Mutharika’s view has always been in tandem with what some monetarists argue that an increase in the money supply will affect mostly prices, not output. Like Mutharika’s thinking, monetarists’ view is that increase in the money supply simply raises inflationary expectations and as a result push nominal interest rates up. Generally speaking, monetarists believe in fixed money supply targets, or in regulation of how much to change the money supply. This is slightly different from the beliefs of Keynesian economists who have faith in more flexibility or discretion instead of being tied to rigid rules and regulations.
While Keynesians would advocate for discretion and flexibility on how we value the Kwacha, Mutharika’s views are nothing but bringing the monetarist assumptions to detrimental extreme.
 The Twister believes that besides our diplomatic gaffes, human rights abuses and violation of our own Constitution, one error of judgement the current administration is making is that of implementing some assumptions of monetarist thinking without considering our context as one of the not-so-rich countries in the world. Our obsession for monetarism, which is persuading those in power to keep on emphasising the role of government in controlling the amount of money in circulation by, among others, tweaking exchange rates is certainly annoying some bilateral and multilateral partners who believe that our stand on the value of the Kwacha is wrong and therefore cannot support us financially.
Had we listened to both local economists and our bilateral donors on the issue of Kwacha value when our economy was ‘booming’ the devaluation would have a positive impact, but like a drunk who becomes financially wiser when he is penniless, the recent devaluation will have some repercussions. The issue is simple - the positive impact of devaluation usually relies on the state of the economy and hence the ill-timed devaluation will lead to inflationary pressures.
The Twister is not alone in doubting the benefits of an ill-timed devaluation. One commentator Ben Sodza shares my fears. “Devaluation of currency for an ailing economy without production capacity for all its consumer goods is bad news because country relies on imported goods to supply its consumers. This means paying in foreign currency to procure the goods.
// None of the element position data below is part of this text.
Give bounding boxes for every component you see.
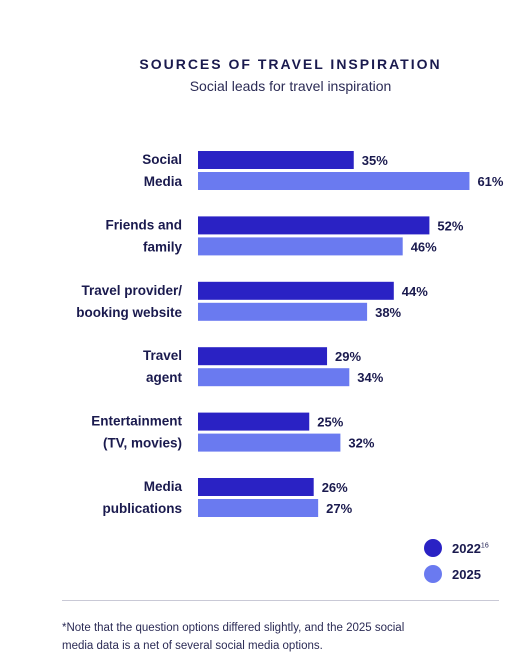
legend-item-2025: 2025 xyxy=(424,562,489,586)
bar-2022-3 xyxy=(198,347,328,366)
category-label-0-0: Social xyxy=(142,152,182,167)
footnote-line-2: media data is a net of several social me… xyxy=(62,640,323,652)
data-label-2022-1: 52% xyxy=(437,218,463,233)
category-label-5-0: Media xyxy=(144,479,183,494)
legend-item-2022: 202216 xyxy=(424,536,489,560)
data-label-2022-0: 35% xyxy=(362,153,388,168)
data-label-2022-2: 44% xyxy=(402,284,428,299)
data-label-2025-4: 32% xyxy=(348,436,374,451)
category-label-5-1: publications xyxy=(102,501,182,516)
bar-2022-0 xyxy=(198,151,354,169)
divider xyxy=(62,600,499,601)
data-label-2022-5: 26% xyxy=(322,480,348,495)
data-label-2025-3: 34% xyxy=(357,370,383,385)
category-label-4-1: (TV, movies) xyxy=(103,436,182,451)
data-label-2022-3: 29% xyxy=(335,349,361,364)
bar-chart: Social Media 35% 61% Friends and family 52%46%… xyxy=(76,151,504,517)
bar-2025-5 xyxy=(198,499,319,517)
data-label-2025-0: 61% xyxy=(477,174,503,189)
footnote: *Note that the question options differed… xyxy=(62,619,502,655)
bar-2025-4 xyxy=(198,433,341,452)
legend: 202216 2025 xyxy=(424,536,489,588)
legend-label-2022: 202216 xyxy=(452,540,489,556)
bar-2022-4 xyxy=(198,412,310,431)
legend-swatch-2025 xyxy=(424,565,442,583)
category-label-4-0: Entertainment xyxy=(91,414,182,429)
bar-2022-1 xyxy=(198,216,430,235)
data-label-2025-5: 27% xyxy=(326,501,352,516)
chart-title: SOURCES OF TRAVEL INSPIRATION xyxy=(139,56,442,72)
category-label-0-1: Media xyxy=(144,174,183,189)
chart-subtitle: Social leads for travel inspiration xyxy=(189,78,392,94)
category-label-3-1: agent xyxy=(146,370,183,385)
bar-2022-2 xyxy=(198,281,394,300)
bar-2025-1 xyxy=(198,237,403,256)
category-label-1-0: Friends and xyxy=(105,217,182,232)
data-label-2025-1: 46% xyxy=(411,239,437,254)
category-label-2-0: Travel provider/ xyxy=(81,283,182,298)
bar-2022-5 xyxy=(198,478,314,496)
footnote-line-1: *Note that the question options differed… xyxy=(62,622,405,634)
bar-2025-2 xyxy=(198,302,368,321)
data-label-2022-4: 25% xyxy=(317,415,343,430)
bar-2025-3 xyxy=(198,368,350,387)
category-label-1-1: family xyxy=(143,239,183,254)
category-label-2-1: booking website xyxy=(76,305,182,320)
legend-swatch-2022 xyxy=(424,539,442,557)
data-label-2025-2: 38% xyxy=(375,305,401,320)
category-label-3-0: Travel xyxy=(143,348,182,363)
legend-label-2025: 2025 xyxy=(452,566,481,582)
bar-2025-0 xyxy=(198,172,470,190)
legend-footnote-ref: 16 xyxy=(480,542,489,550)
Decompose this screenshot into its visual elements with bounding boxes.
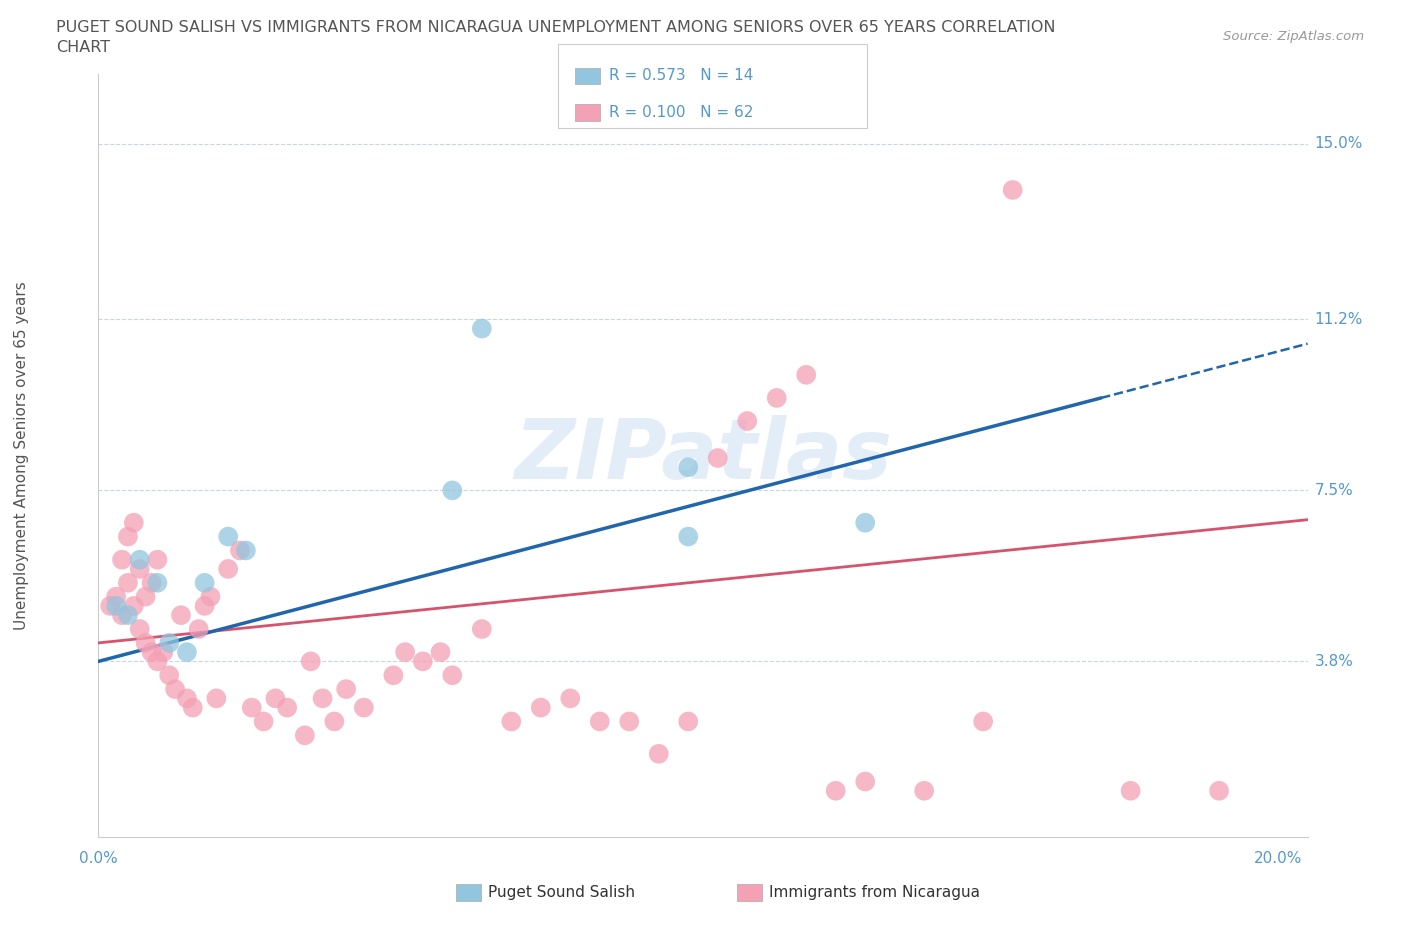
Point <box>217 562 239 577</box>
Point <box>176 691 198 706</box>
Point <box>1001 182 1024 197</box>
Point <box>972 714 994 729</box>
Point <box>117 529 139 544</box>
Point <box>235 543 257 558</box>
Point <box>912 783 935 798</box>
Point <box>157 635 180 650</box>
Point <box>187 621 209 636</box>
Text: 11.2%: 11.2% <box>1315 312 1362 326</box>
Text: R = 0.100   N = 62: R = 0.100 N = 62 <box>609 105 752 120</box>
Text: 15.0%: 15.0% <box>1315 136 1362 152</box>
Text: PUGET SOUND SALISH VS IMMIGRANTS FROM NICARAGUA UNEMPLOYMENT AMONG SENIORS OVER : PUGET SOUND SALISH VS IMMIGRANTS FROM NI… <box>56 20 1056 35</box>
Point <box>264 691 287 706</box>
Point <box>530 700 553 715</box>
Point <box>1208 783 1230 798</box>
Point <box>117 576 139 591</box>
Point <box>117 607 139 622</box>
Point <box>471 321 494 336</box>
Point <box>353 700 375 715</box>
Point <box>299 654 322 669</box>
Point <box>678 459 700 474</box>
Text: 7.5%: 7.5% <box>1315 483 1354 498</box>
Point <box>170 607 193 622</box>
Text: CHART: CHART <box>56 40 110 55</box>
Point <box>429 644 451 659</box>
Point <box>165 682 187 697</box>
Point <box>194 599 217 614</box>
Point <box>335 682 357 697</box>
Point <box>1119 783 1142 798</box>
Point <box>146 654 169 669</box>
Point <box>240 700 263 715</box>
Point <box>794 367 817 382</box>
Point <box>128 562 150 577</box>
Point <box>200 590 222 604</box>
Point <box>678 529 700 544</box>
Point <box>311 691 333 706</box>
Text: 0.0%: 0.0% <box>79 851 118 866</box>
Text: Immigrants from Nicaragua: Immigrants from Nicaragua <box>769 885 980 900</box>
Point <box>853 515 876 530</box>
Text: Puget Sound Salish: Puget Sound Salish <box>488 885 636 900</box>
Text: Source: ZipAtlas.com: Source: ZipAtlas.com <box>1223 30 1364 43</box>
Point <box>105 590 128 604</box>
Point <box>441 668 464 683</box>
Point <box>146 576 169 591</box>
Point <box>181 700 204 715</box>
Point <box>560 691 582 706</box>
Point <box>105 599 128 614</box>
Point <box>111 552 134 567</box>
Point <box>471 621 494 636</box>
Point <box>735 414 758 429</box>
Point <box>441 483 464 498</box>
Text: 20.0%: 20.0% <box>1254 851 1302 866</box>
Point <box>323 714 346 729</box>
Text: Unemployment Among Seniors over 65 years: Unemployment Among Seniors over 65 years <box>14 282 28 631</box>
Point <box>135 635 157 650</box>
Point <box>412 654 434 669</box>
Point <box>853 774 876 789</box>
Point <box>122 599 145 614</box>
Text: ZIPatlas: ZIPatlas <box>515 415 891 497</box>
Point <box>128 552 150 567</box>
Point <box>229 543 252 558</box>
Point <box>501 714 523 729</box>
Point <box>157 668 180 683</box>
Point <box>294 728 316 743</box>
Point <box>135 590 157 604</box>
Point <box>589 714 612 729</box>
Point <box>648 747 671 762</box>
Point <box>194 576 217 591</box>
Point <box>765 391 787 405</box>
Point <box>176 644 198 659</box>
Point <box>394 644 416 659</box>
Point <box>252 714 274 729</box>
Point <box>382 668 405 683</box>
Point <box>141 576 163 591</box>
Point <box>824 783 846 798</box>
Point <box>205 691 228 706</box>
Point <box>128 621 150 636</box>
Point <box>146 552 169 567</box>
Point <box>98 599 121 614</box>
Point <box>122 515 145 530</box>
Point <box>706 450 728 465</box>
Text: R = 0.573   N = 14: R = 0.573 N = 14 <box>609 69 752 84</box>
Point <box>111 607 134 622</box>
Point <box>678 714 700 729</box>
Point <box>141 644 163 659</box>
Point <box>276 700 298 715</box>
Text: 3.8%: 3.8% <box>1315 654 1354 669</box>
Point <box>619 714 641 729</box>
Point <box>152 644 174 659</box>
Point <box>217 529 239 544</box>
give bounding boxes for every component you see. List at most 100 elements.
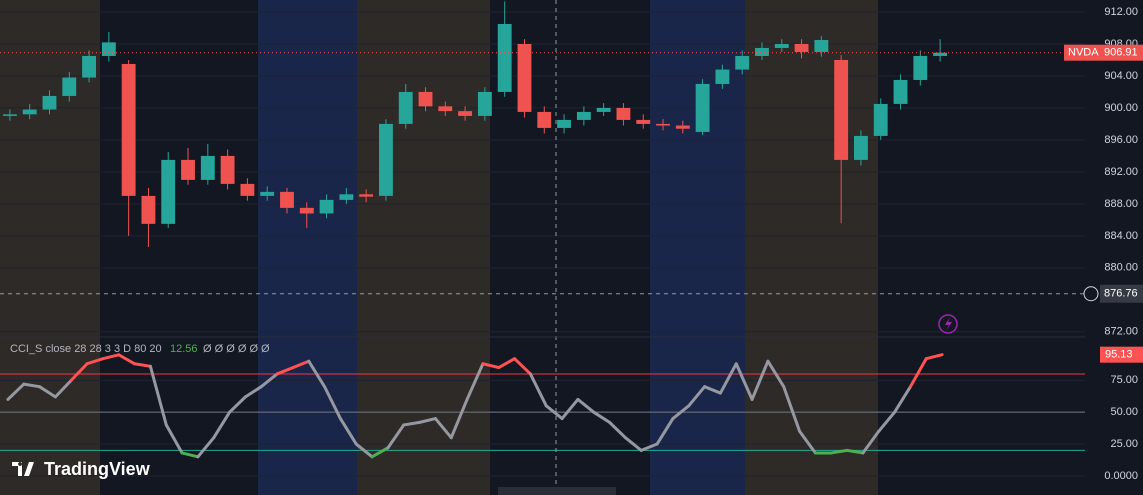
alert-bolt: [945, 317, 952, 331]
cci-segment: [829, 448, 849, 455]
cci-segment: [465, 362, 485, 401]
candle-body: [913, 55, 928, 80]
price-label: 906.91: [1104, 47, 1138, 59]
candle-body: [497, 23, 512, 92]
cci-segment: [433, 417, 453, 440]
cci-segment: [766, 359, 786, 389]
cci-segment: [750, 359, 770, 401]
cci-segment: [782, 385, 802, 433]
cci-segment: [212, 410, 232, 440]
candle-body: [834, 59, 849, 160]
y-tick-label: 880.00: [1104, 262, 1138, 274]
candle-body: [379, 123, 393, 196]
y-tick-label: 900.00: [1104, 102, 1138, 114]
candle-body: [537, 111, 552, 128]
logo-icon: [12, 462, 34, 476]
candle-body: [616, 107, 631, 120]
candle-body: [299, 207, 314, 214]
indicator-empty: Ø Ø Ø Ø Ø Ø: [203, 343, 270, 355]
cci-segment: [133, 362, 152, 368]
cci-segment: [38, 385, 57, 399]
cci-segment: [370, 446, 390, 459]
candle-body: [319, 199, 334, 214]
cci-segment: [323, 385, 342, 421]
cci-segment: [908, 357, 928, 389]
candle-body: [576, 111, 591, 120]
cci-segment: [893, 385, 912, 414]
cci-segment: [243, 385, 263, 399]
cci-segment: [259, 372, 279, 389]
candle-body: [893, 79, 908, 104]
session-band: [745, 0, 878, 495]
cci-segment: [307, 359, 327, 389]
candle-body: [240, 183, 255, 196]
candle-body: [141, 195, 156, 224]
candle-body: [22, 109, 37, 115]
candle-body: [398, 91, 413, 124]
cci-segment: [703, 385, 722, 395]
cci-segment: [386, 423, 406, 450]
candle-body: [557, 119, 571, 128]
crosshair-plus: [1083, 286, 1099, 302]
indicator-value: 12.56: [170, 343, 198, 355]
cci-segment: [592, 410, 612, 424]
candle-body: [161, 159, 176, 224]
cci-segment: [861, 429, 881, 455]
price-scale: [1085, 0, 1143, 495]
cci-segment: [164, 423, 184, 455]
candle-body: [418, 91, 433, 107]
cci-segment: [85, 357, 105, 366]
y-tick-label: 25.00: [1110, 438, 1138, 450]
cci-segment: [291, 359, 311, 370]
candle-body: [339, 194, 354, 200]
candle-body: [517, 43, 532, 112]
cci-segment: [418, 417, 437, 424]
candle-body: [101, 42, 116, 56]
y-tick-label: 912.00: [1104, 6, 1138, 18]
cci-segment: [576, 397, 596, 414]
candle-body: [675, 125, 690, 129]
value-tag: [1100, 346, 1143, 363]
cci-segment: [497, 357, 517, 370]
cci-segment: [180, 451, 200, 459]
cci-segment: [734, 362, 754, 401]
cci-segment: [718, 362, 738, 395]
candle-body: [181, 159, 195, 180]
symbol-tag: [1064, 44, 1100, 61]
cci-segment: [53, 378, 73, 399]
candle-body: [438, 106, 453, 112]
alert-icon[interactable]: [938, 314, 958, 334]
y-tick-label: 872.00: [1104, 326, 1138, 338]
cci-segment: [845, 448, 865, 455]
cci-segment: [148, 364, 168, 427]
grid: [0, 11, 1085, 477]
cci-segment: [608, 420, 627, 440]
cci-segment: [196, 436, 216, 459]
cci-segment: [544, 404, 564, 421]
cci-segment: [623, 436, 643, 452]
candle-body: [359, 194, 374, 197]
cci-segment: [560, 397, 580, 421]
y-tick-label: 896.00: [1104, 134, 1138, 146]
value-label: 95.13: [1105, 349, 1133, 361]
candle-body: [200, 155, 215, 180]
candle-body: [656, 123, 670, 126]
candle-body: [477, 91, 492, 116]
watermark: TradingView: [44, 459, 151, 479]
cci-segment: [639, 442, 659, 452]
cci-segment: [481, 362, 501, 370]
cci-segment: [798, 429, 817, 455]
cci-segment: [6, 382, 26, 401]
cci-segment: [513, 357, 532, 376]
cci-segment: [402, 420, 422, 427]
symbol-label: NVDA: [1068, 47, 1099, 59]
y-tick-label: 888.00: [1104, 198, 1138, 210]
marks: [0, 1, 1085, 459]
candle-body: [814, 39, 829, 52]
candle-body: [854, 135, 868, 160]
candle-body: [596, 107, 611, 112]
indicator-label: CCI_S close 28 28 3 3 D 80 20: [10, 343, 162, 355]
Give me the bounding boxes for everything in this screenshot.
If an economy can manufacture all its consumer goods and have surplus to export, devaluation becomes a joy stick that one plays with to manipulate sales of exported goods to dominate the external market; and in such case the local people are not affected.”
Sodza quizzes: “What does this devaluation affect and what else is devalued at the same time?”  He quickly points out: “All banks saving devalue translating into loss of purchasing power.  Pensions on all retired devalue [which also translates to reduction] of buying power.”
What else is affected? Pension contributed funds devalue, lowering standards of pensions, life cover Insurances devalue and premiums go up.
Furthermore, people in the village and unemployed masses suffer because their money loses buying power and people are in turn impoverished; and Sodza further adds: “Not all employers respond with salary adjustments to match devaluation [as the result] salaries lose value.
The point is that this poorly-timed devaluation may end up being inflationary and will not add much-need benefits to the economy. It is economics of the drunk who becomes wiser when he is totally broke instead of being wiser when his is financially sound. In our case, we seem to see the benefits of devaluation when the economy is plunging into a crisis and we will not reap the benefits that well-calculated devaluations generate. Devaluing the Kwacha when our tobacco is doing so poorly at the Auction Floors, the prices of cotton are also low, IMF, Britain, Germany and many other donors have closed financial taps is just like economics of a drunk of becoming wiser when one is broke.